My research brings together the fields of Korean and Japanese cultural history, literature and translation. It aligns itself with a body of scholarship that has reassessed activist formations around the world, and seeks to understand the strategies by which marginalized people have contested dominant cultures.

Since I am interested in the role culture plays in political change, I embrace a capacious understanding of literature: in my research I draw on a broad array of cultural sources, including non-canonical works of fiction, reportage, memoires and other archival texts found in literary journals and activist newspapers. This allows me to ask a range of questions about the means by which activists mobilize social movements, the translation of justice and responsibility into cultural forms, and the ways in which ordinary people, communities, institutions and intellectuals tell their stories.

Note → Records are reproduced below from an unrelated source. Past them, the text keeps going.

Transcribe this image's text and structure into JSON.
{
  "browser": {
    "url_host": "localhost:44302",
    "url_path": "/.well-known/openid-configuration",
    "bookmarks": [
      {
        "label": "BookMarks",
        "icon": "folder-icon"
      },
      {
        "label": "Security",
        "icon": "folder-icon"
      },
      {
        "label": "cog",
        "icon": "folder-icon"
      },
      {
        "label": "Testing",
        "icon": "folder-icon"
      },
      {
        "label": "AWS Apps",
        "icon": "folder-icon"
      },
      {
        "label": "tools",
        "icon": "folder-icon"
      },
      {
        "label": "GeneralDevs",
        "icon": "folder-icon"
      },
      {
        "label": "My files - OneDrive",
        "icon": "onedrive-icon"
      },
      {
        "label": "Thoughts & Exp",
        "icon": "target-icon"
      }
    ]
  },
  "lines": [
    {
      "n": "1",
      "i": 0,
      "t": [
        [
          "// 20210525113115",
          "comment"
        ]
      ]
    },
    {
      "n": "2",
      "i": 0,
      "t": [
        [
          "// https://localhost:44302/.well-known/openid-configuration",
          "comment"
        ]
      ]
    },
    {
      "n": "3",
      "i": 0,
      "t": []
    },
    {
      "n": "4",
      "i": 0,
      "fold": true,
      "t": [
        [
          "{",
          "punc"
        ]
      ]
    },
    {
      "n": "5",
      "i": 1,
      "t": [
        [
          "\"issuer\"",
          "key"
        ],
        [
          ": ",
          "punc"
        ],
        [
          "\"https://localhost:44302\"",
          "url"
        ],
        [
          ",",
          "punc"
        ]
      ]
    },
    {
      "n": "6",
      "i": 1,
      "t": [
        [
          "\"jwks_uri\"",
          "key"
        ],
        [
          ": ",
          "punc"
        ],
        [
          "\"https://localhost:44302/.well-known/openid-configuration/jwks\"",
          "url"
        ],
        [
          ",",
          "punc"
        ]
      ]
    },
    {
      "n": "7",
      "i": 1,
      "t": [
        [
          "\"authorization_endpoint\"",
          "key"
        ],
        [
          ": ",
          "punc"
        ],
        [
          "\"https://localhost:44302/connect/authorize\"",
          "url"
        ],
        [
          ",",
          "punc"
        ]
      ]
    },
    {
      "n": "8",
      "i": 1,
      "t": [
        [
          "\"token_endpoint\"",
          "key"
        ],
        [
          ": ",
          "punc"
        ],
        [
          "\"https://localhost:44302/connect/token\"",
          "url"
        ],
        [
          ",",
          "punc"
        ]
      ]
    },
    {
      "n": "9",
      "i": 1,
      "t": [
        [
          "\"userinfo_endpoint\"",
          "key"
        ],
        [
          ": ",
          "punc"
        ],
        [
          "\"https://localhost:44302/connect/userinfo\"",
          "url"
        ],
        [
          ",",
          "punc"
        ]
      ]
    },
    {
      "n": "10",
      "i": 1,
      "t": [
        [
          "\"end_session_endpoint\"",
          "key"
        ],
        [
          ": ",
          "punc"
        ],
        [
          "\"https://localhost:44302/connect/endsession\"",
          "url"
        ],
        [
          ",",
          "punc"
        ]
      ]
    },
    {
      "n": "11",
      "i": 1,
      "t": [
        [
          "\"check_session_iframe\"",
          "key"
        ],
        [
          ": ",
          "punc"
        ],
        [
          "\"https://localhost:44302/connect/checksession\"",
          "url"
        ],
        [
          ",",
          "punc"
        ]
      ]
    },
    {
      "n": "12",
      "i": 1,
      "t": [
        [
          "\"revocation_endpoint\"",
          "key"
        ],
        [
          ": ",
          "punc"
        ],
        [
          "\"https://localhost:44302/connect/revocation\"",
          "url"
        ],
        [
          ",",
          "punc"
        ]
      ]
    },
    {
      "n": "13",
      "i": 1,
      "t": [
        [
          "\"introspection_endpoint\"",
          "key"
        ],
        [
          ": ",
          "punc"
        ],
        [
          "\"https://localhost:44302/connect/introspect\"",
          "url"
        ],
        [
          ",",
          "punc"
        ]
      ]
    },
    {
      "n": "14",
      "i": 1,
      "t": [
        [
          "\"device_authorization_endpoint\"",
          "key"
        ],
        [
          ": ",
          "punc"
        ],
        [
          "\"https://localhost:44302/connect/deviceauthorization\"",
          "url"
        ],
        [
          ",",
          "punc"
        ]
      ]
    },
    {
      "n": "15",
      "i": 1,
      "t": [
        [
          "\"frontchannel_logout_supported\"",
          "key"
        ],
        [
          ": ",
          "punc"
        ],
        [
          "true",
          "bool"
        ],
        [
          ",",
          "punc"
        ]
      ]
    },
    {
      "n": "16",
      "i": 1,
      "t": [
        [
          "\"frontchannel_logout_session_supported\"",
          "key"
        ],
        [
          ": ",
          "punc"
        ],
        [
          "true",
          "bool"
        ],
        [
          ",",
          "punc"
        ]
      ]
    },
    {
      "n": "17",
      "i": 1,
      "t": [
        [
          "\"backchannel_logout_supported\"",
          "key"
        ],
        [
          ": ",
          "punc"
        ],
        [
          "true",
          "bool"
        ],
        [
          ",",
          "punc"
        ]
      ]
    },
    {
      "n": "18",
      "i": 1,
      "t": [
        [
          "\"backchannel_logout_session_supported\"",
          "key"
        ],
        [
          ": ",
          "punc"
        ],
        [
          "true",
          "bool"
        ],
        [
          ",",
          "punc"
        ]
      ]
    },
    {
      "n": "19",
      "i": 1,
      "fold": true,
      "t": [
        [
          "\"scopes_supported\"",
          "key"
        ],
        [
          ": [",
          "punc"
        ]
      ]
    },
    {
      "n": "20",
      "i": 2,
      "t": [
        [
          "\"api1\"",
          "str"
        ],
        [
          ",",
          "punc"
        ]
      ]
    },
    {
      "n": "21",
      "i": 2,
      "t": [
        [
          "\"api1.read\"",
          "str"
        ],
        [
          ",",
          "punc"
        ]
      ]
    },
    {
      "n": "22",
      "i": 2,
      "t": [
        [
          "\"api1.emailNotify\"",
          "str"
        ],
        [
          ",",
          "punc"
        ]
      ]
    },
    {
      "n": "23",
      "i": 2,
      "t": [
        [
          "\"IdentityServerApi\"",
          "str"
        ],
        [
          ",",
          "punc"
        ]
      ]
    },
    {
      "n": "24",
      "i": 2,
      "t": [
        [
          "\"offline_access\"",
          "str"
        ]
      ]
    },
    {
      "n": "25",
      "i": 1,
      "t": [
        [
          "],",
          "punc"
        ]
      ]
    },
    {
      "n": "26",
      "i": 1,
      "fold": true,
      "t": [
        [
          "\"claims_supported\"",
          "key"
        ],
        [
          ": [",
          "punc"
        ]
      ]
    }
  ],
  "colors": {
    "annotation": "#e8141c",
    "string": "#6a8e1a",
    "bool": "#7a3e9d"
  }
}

With a PhD from the University of Chicago and a postdoctoral fellowship at Harvard University, I have spent many years in Japan and South Korea doing research, most recently in Tokyo and Kyushu, where I surveyed various archives for my next monograph "From Across the Genkai Sea: Japanese Culture and the Korean War." I have also been involved recently in two translation projects: Five Faces of Japanese Feminism: Crimson and Other Works (Univ. Hawaii Press, 2016) is a collection of translated stories by Sata Ineko, funded with a grant from the National Endowment for the Arts. A Century of Queer Korean Fiction (and its companion volume in Korean, 한국의 퀴어 문학: 한 세기) to be published by the Modern Language Association in 2023will be the first anthology of queer Korean writings--including works from the colonial period to the present--to be published in either Korean or  English.

My teaching at Brown focuses broadly on Japanese and Korean culture, the historical relationship between Japan and Korea, as well as the translation of minority literary culture in both Japan and Korea. I have a budding interest in the language and literature of Vietnam and its modern connections to Japan and Korea as well in the contexts of both queer culture and US-instigated war.